5. Tomatoes (vines and leaves)

Tomato plants are also in the nightshade family along with potatoes. All parts of the tomato plant, including the vines, leaves and calyx, contain solanine. Green or unripe tomatoes also contain high amounts of solanine.

Caution: Don’t Let Goats Eat Too Many Vegetables

Vegetables are a healthy part of a well-rounded diet for goats, no doubt about it, but they should not be the only or even the majority part.

Goats are browsers, and their stomachs are designed to digest a variety of plant material but mostly roughage like hay and grass, along with twigs, bark, and similar items that need prolonged digestion to extract nutrition from.

Accordingly, it is entirely possible for your goats to get too many vegetables and not enough of the other things they need to stay healthy.

Literally too much of a good thing! Signs that your goats are eating too many vegetables include loose or runny stools, excessive gas, bloating, or even vomiting.

If you see any of these signs, reduce the amount of vegetables you are feeding your goats and increase their hay or grass intake until they are back to normal.

Also, a reminder, even though most seasoned goatherds know already: always introduce novel foods to goats slowly, even things as wholesome as veggies.

Goats are creatures of habit and sudden dietary changes can cause them serious digestive distress or disrupt the natural balance of bacteria and other microflora responsible for fermentation in the rumen.

So when in doubt, go slowly and watch the portions.
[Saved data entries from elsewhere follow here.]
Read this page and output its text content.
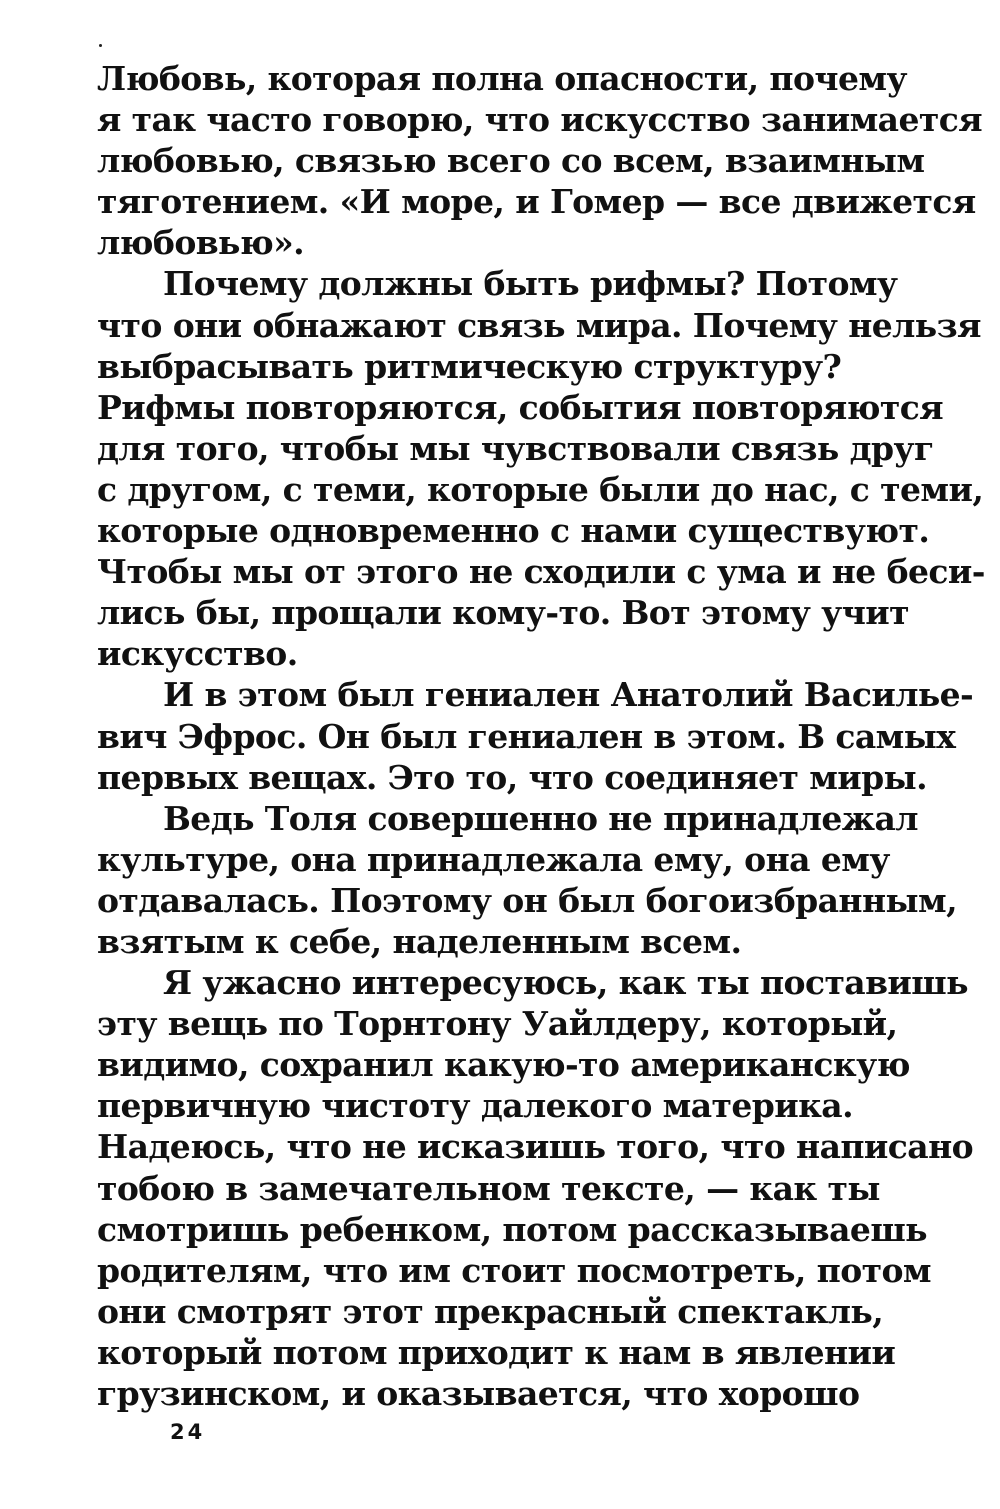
Любовь, которая полна опасности, почему
я так часто говорю, что искусство занимается
любовью, связью всего со всем, взаимным
тяготением. «И море, и Гомер — все движется
любовью».
Почему должны быть рифмы? Потому
что они обнажают связь мира. Почему нельзя
выбрасывать ритмическую структуру?
Рифмы повторяются, события повторяются
для того, чтобы мы чувствовали связь друг
с другом, с теми, которые были до нас, с теми,
которые одновременно с нами существуют.
Чтобы мы от этого не сходили с ума и не беси-
лись бы, прощали кому-то. Вот этому учит
искусство.
И в этом был гениален Анатолий Василье-
вич Эфрос. Он был гениален в этом. В самых
первых вещах. Это то, что соединяет миры.
Ведь Толя совершенно не принадлежал
культуре, она принадлежала ему, она ему
отдавалась. Поэтому он был богоизбранным,
взятым к себе, наделенным всем.
Я ужасно интересуюсь, как ты поставишь
эту вещь по Торнтону Уайлдеру, который,
видимо, сохранил какую-то американскую
первичную чистоту далекого материка.
Надеюсь, что не исказишь того, что написано
тобою в замечательном тексте, — как ты
смотришь ребенком, потом рассказываешь
родителям, что им стоит посмотреть, потом
они смотрят этот прекрасный спектакль,
который потом приходит к нам в явлении
грузинском, и оказывается, что хорошо
24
Other than that, enjoy feeding your goats a variety of healthy vegetables and watching them thrive.

Veggies Can be Great for Your Goats

Feeding your goats a variety of healthy vegetables is a great way to give them the nutrients they need for good health.

While you should always be cautious about giving them too many vegetables, as they can upset the delicate balance of their digestive system, most common veggies, of all kinds, are safe and beneficial for them to eat.